British taxpayers face £24bn bill to close North Sea oilfields

Oil rig by Steven Straiton via Flickr

British taxpayers are facing a £24bn bill for decommissioning oil and gas fields in the North Sea, according to new estimates.

Energy research group Wood Mackenzie, which carried out the projections, said decommissioning costs threatened to wipe out remaining tax revenues from the industry.

The figure, based on the cost of plugging wells and dismantling platforms and pipelines, is 50 per cent higher than the Treasury’s forecast of a £16bn public liability.

Wood Mackenzie’s forecast says that oil companies are expected to spend £53bn to wind down operations, with around half recouped from the Treasury through tax relief.

Fiona Legate, an analyst at the group, told the Financial Times that the North Sea would become “a significant annual expenditure for government, rather than a provider of income” in years to come.

That conclusion is a blow to nationalist politicians who have repeatedly argued that Scotland should take control of its own oil revenues.

The decommissioning process is expected to take 40 years, although Wood Mackenzie predicted that around a fifth of spending would take place within five years, suggesting a cost of nearly £5bn to the Treasury by the end of 2021.

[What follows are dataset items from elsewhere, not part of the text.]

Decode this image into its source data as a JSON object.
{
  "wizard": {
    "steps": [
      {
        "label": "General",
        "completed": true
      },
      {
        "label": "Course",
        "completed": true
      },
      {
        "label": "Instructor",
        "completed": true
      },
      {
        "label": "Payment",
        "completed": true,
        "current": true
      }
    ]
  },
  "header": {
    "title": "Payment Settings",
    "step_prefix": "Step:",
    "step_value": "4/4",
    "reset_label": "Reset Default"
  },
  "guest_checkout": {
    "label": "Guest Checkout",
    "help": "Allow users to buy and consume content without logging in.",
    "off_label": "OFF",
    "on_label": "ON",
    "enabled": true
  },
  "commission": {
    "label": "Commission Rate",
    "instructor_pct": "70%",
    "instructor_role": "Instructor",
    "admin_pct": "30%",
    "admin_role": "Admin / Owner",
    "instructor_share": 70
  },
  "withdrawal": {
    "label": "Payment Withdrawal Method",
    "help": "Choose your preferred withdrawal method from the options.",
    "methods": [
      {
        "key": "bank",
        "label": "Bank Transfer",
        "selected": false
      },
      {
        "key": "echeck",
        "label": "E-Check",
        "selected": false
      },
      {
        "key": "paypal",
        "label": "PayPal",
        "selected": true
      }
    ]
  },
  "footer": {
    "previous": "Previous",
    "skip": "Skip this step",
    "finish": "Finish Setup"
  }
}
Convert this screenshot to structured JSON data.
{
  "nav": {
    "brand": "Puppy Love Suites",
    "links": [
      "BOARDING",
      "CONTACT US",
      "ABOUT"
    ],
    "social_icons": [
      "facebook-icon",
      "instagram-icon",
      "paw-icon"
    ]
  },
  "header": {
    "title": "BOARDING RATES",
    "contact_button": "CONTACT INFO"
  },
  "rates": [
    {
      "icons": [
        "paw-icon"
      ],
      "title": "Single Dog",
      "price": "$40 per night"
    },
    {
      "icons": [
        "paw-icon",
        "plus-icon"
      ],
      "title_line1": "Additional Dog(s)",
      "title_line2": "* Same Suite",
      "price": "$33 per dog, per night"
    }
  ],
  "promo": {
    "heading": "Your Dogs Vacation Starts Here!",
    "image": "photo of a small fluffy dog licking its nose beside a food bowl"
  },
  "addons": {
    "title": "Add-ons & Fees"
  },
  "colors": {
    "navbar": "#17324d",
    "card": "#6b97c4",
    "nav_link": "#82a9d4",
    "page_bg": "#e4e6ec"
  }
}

This is due to a rule, designed to stimulate investment in North Sea oil, that stipulates decommissioning costs are subsidised through tax relief. The bill currently stands at nearly £6bn.

Record low oil prices last year meant that the cost of tax relief exceeded revenues for the first time.

Official figures forecast for the deficit to grow to £500m this year, before returning to most surplus in the next five years.

Scotland’s share of North Sea oil revenues was £60m last year, down from £9.6bn in 2011-12.

According to industry group Oil & Gas UK, there are between 10 billion and 20 billion barrels remaining in the North Sea.